Many entomologists are involved in various forms of pest control, often using insecticides, but more and more relying on methods of biocontrol. Human attempts to control pest insects by insecticides can backfire, however, because important but unrecognized insects already helping to control pest populations are also killed by the poison, leading eventually to population explosions of the pest species. [4]

Role as beneficial

Pollination of flowering plants is a major role of bees, syrphid flies, butterflies, wasps, beetles, and ants. Pollination is a trade between plants that need sexual reproduction, and pollinators that receive nutritional rewards of nectar and pollen.

A serious environmental problem today is the decline of populations of pollinator insects, and a number of species of insects are now cultured primarily for pollination management in order to have sufficient pollinators in the field, orchard or greenhouse at bloom time. Some species of plants are threatened primarily because of the loss of their pollinators.

Insects also produce useful substances such as honey, wax, lacquer and silk. Honey bees have been cultured by humans for thousands of years for honey, although contracting for crop pollination is becoming more significant for beekeepers. The silkworm has greatly affected human history, as silk-driven trade established relationships between China and the rest of the world. Fly larvae (maggots) were formerly used to treat wounds to prevent or stop gangrene, as they would only consume dead flesh. This treatment is finding modern usage in some hospitals. Adult insects such as crickets, and insect larvae of various kinds are also commonly used as fishing bait.

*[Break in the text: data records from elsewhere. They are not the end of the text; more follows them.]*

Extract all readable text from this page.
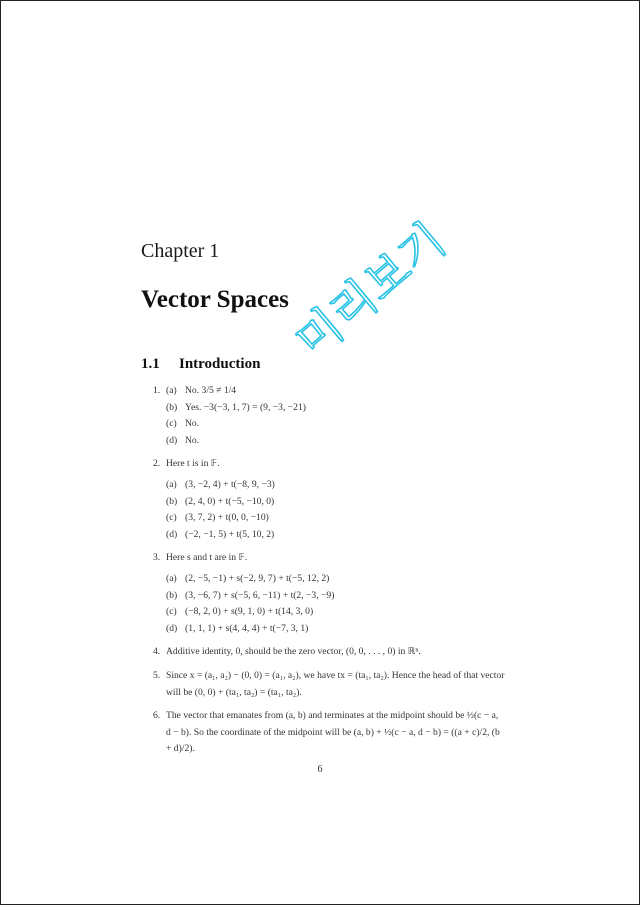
Chapter 1
Vector Spaces
1.1 Introduction
1. (a) No. 3/5 ≠ 1/4
(b) Yes. −3(−3, 1, 7) = (9, −3, −21)
(c) No.
(d) No.
2. Here t is in 𝔽.
(a) (3, −2, 4) + t(−8, 9, −3)
(b) (2, 4, 0) + t(−5, −10, 0)
(c) (3, 7, 2) + t(0, 0, −10)
(d) (−2, −1, 5) + t(5, 10, 2)
3. Here s and t are in 𝔽.
(a) (2, −5, −1) + s(−2, 9, 7) + t(−5, 12, 2)
(b) (3, −6, 7) + s(−5, 6, −11) + t(2, −3, −9)
(c) (−8, 2, 0) + s(9, 1, 0) + t(14, 3, 0)
(d) (1, 1, 1) + s(4, 4, 4) + t(−7, 3, 1)
4. Additive identity, 0, should be the zero vector, (0, 0, . . . , 0) in ℝⁿ.
5. Since x = (a₁, a₂) − (0, 0) = (a₁, a₂), we have tx = (ta₁, ta₂). Hence the head of that vector will be (0, 0) + (ta₁, ta₂) = (ta₁, ta₂).
6. The vector that emanates from (a, b) and terminates at the midpoint should be ½(c − a, d − b). So the coordinate of the midpoint will be (a, b) + ½(c − a, d − b) = ((a + c)/2, (b + d)/2).
미리보기
6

In some parts of the world, insects are used for human food ("entomophagy"), while being a taboo in other places. [5] There are proponents of developing this use to provide a major source of protein in human nutrition. According to cultural materialist anthropologist Marvin Harris, the eating of insects is taboo in cultures that have protein sources that require less work, like farm birds or cattle.

Many insects, especially beetles, are scavengers, feeding on dead animals and fallen trees, recycling the biological materials into forms found useful by other organisms, and insects are responsible for much of the process by which topsoil is created.

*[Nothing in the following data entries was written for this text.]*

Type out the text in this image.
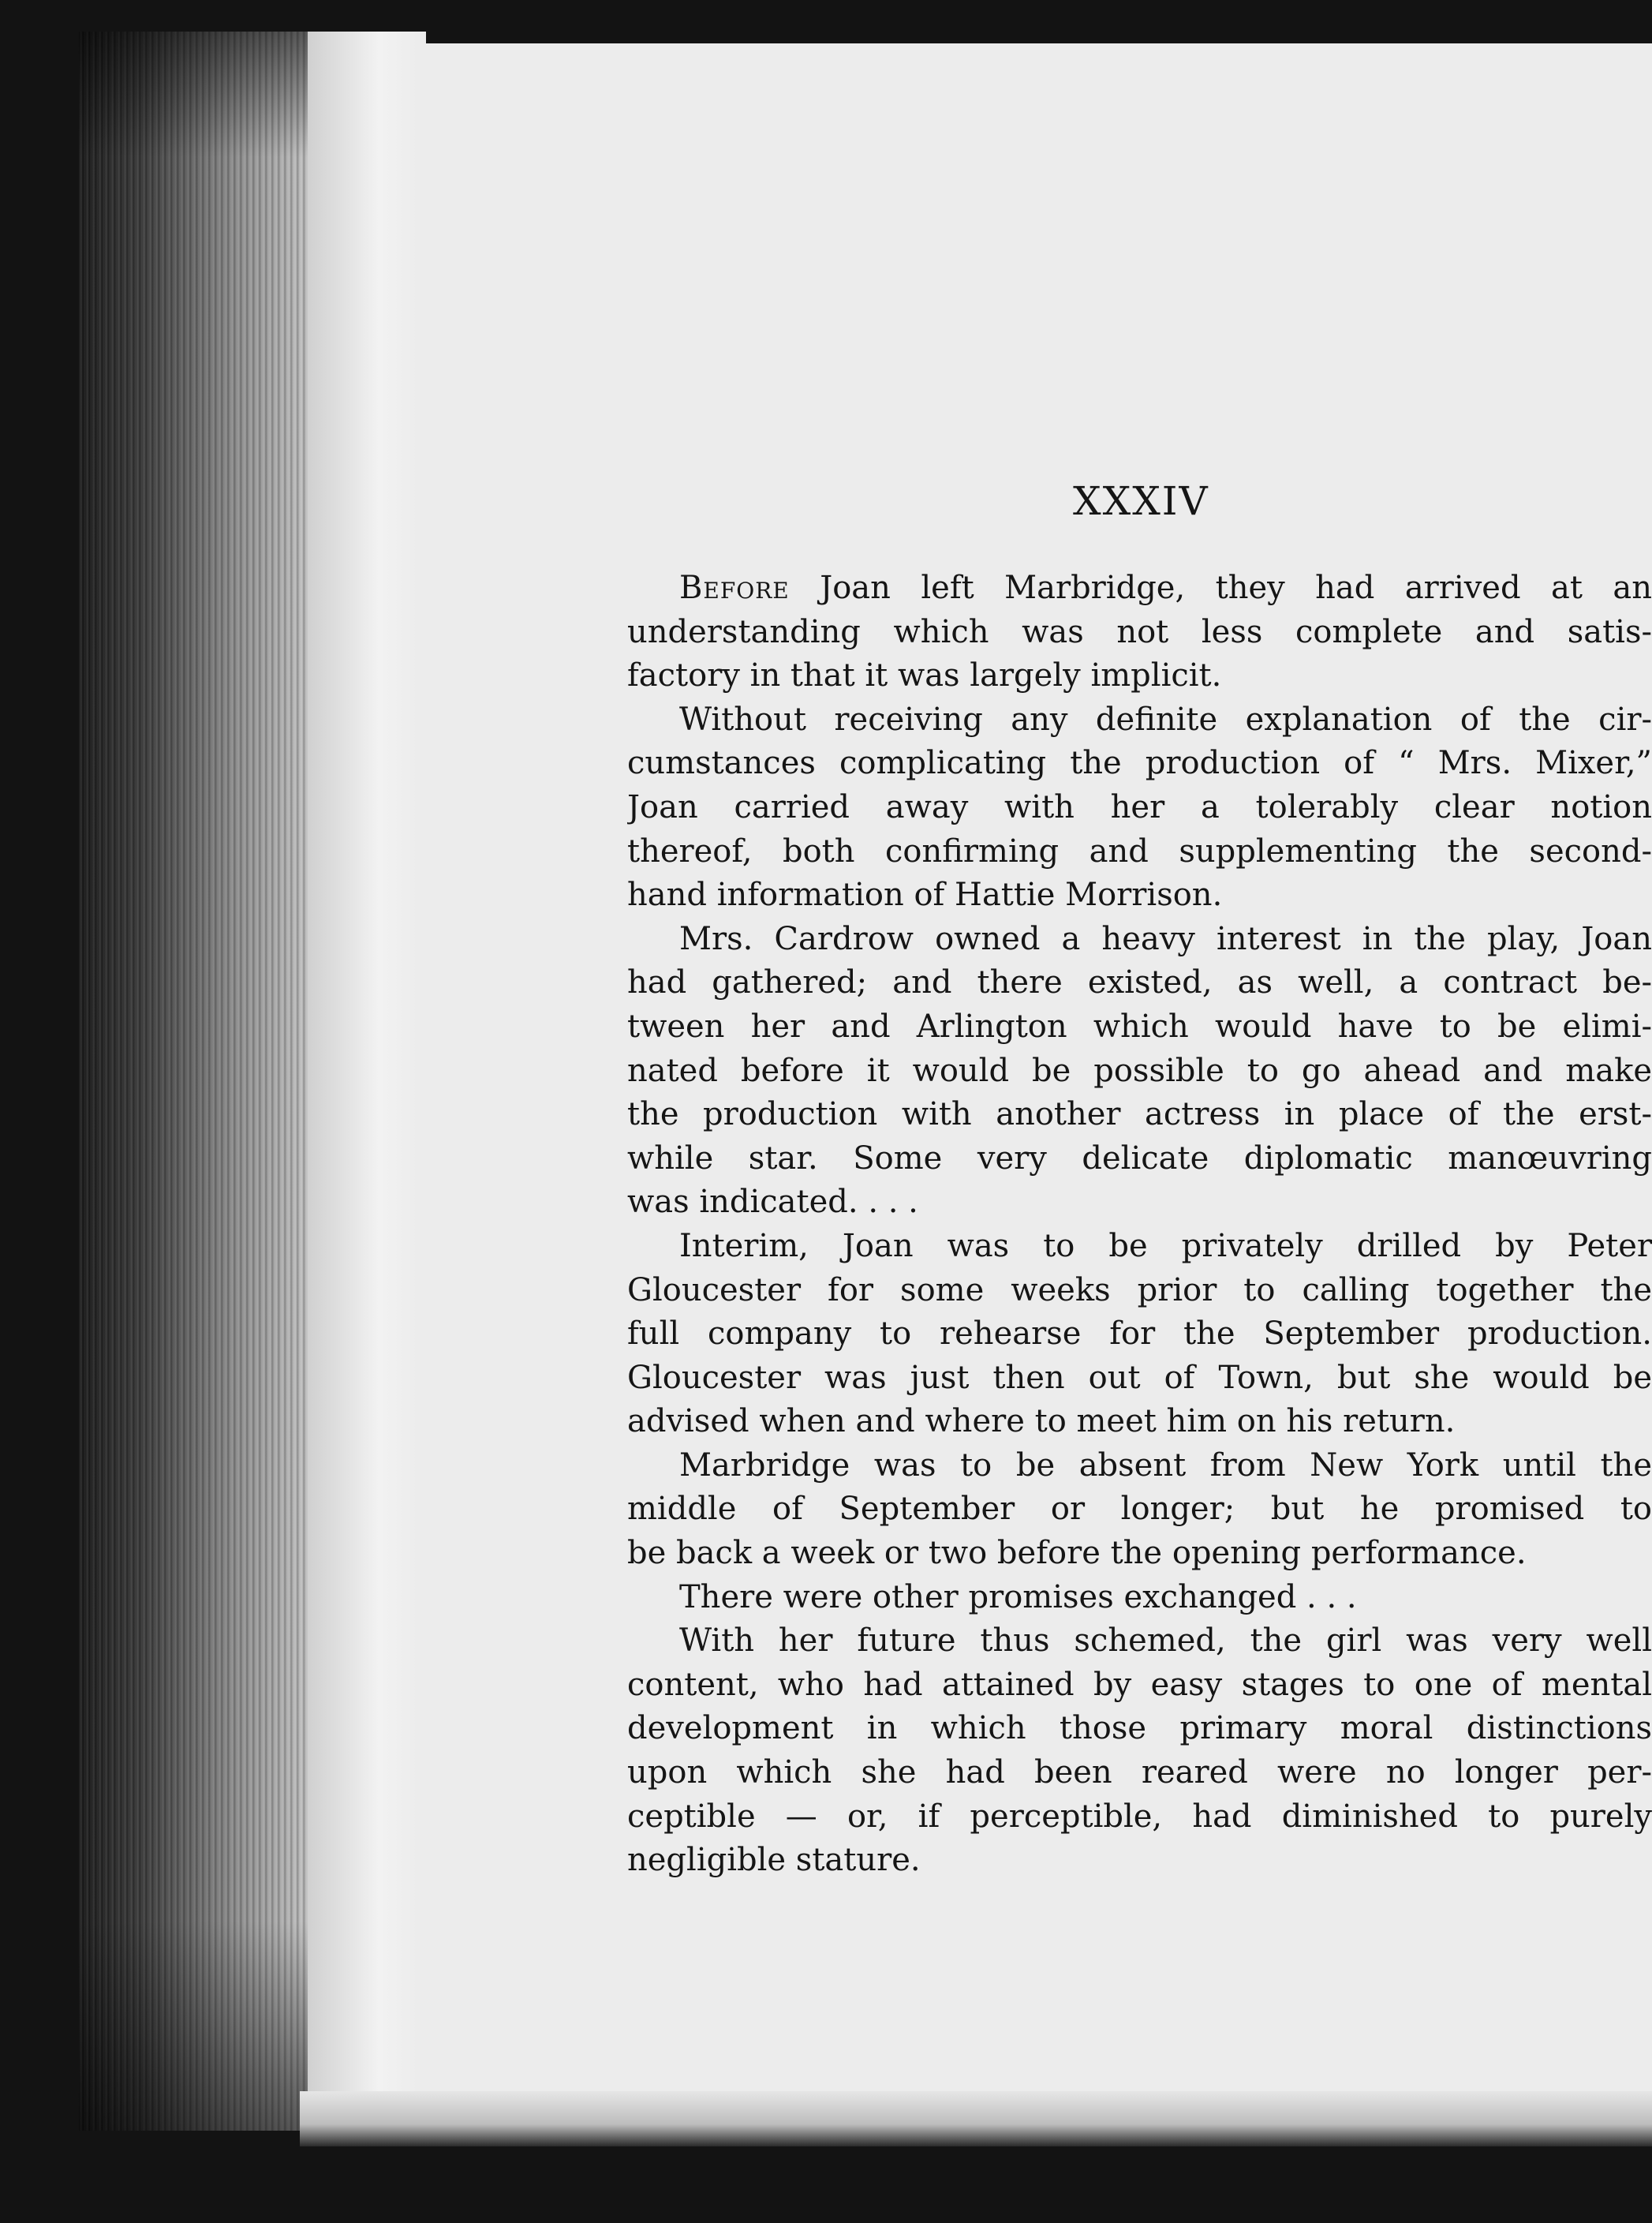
XXXIV
Before Joan left Marbridge, they had arrived at an
understanding which was not less complete and satis-
factory in that it was largely implicit.
Without receiving any definite explanation of the cir-
cumstances complicating the production of “ Mrs. Mixer,”
Joan carried away with her a tolerably clear notion
thereof, both confirming and supplementing the second-
hand information of Hattie Morrison.
Mrs. Cardrow owned a heavy interest in the play, Joan
had gathered; and there existed, as well, a contract be-
tween her and Arlington which would have to be elimi-
nated before it would be possible to go ahead and make
the production with another actress in place of the erst-
while star. Some very delicate diplomatic manœuvring
was indicated. . . .
Interim, Joan was to be privately drilled by Peter
Gloucester for some weeks prior to calling together the
full company to rehearse for the September production.
Gloucester was just then out of Town, but she would be
advised when and where to meet him on his return.
Marbridge was to be absent from New York until the
middle of September or longer; but he promised to
be back a week or two before the opening performance.
There were other promises exchanged . . .
With her future thus schemed, the girl was very well
content, who had attained by easy stages to one of mental
development in which those primary moral distinctions
upon which she had been reared were no longer per-
ceptible — or, if perceptible, had diminished to purely
negligible stature.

Although mostly unnoticed by most humans, the most useful of all insects are insectivores, those that feed on other insects. Many insects, such as grasshoppers, can potentially reproduce so quickly that they could literally bury the earth in a single season. However, there are hundreds of other insect species that feed on grasshopper eggs, and some that feed on grasshopper adults. This role in ecology is usually assumed to be primarily one of birds, but insects, though less glamorous, are much more significant. For any pest insect one can name, there is a species of wasp that is either a parasitoid or predator upon that pest, and plays a significant role in controlling it.

Historical significance

Insects feature most predominantly in ancient Egyptian religion, adored beetles and represented them as scarabeums. Ancient Egyptians also practiced apiculture, and frequently would bury Pharaohs with honey.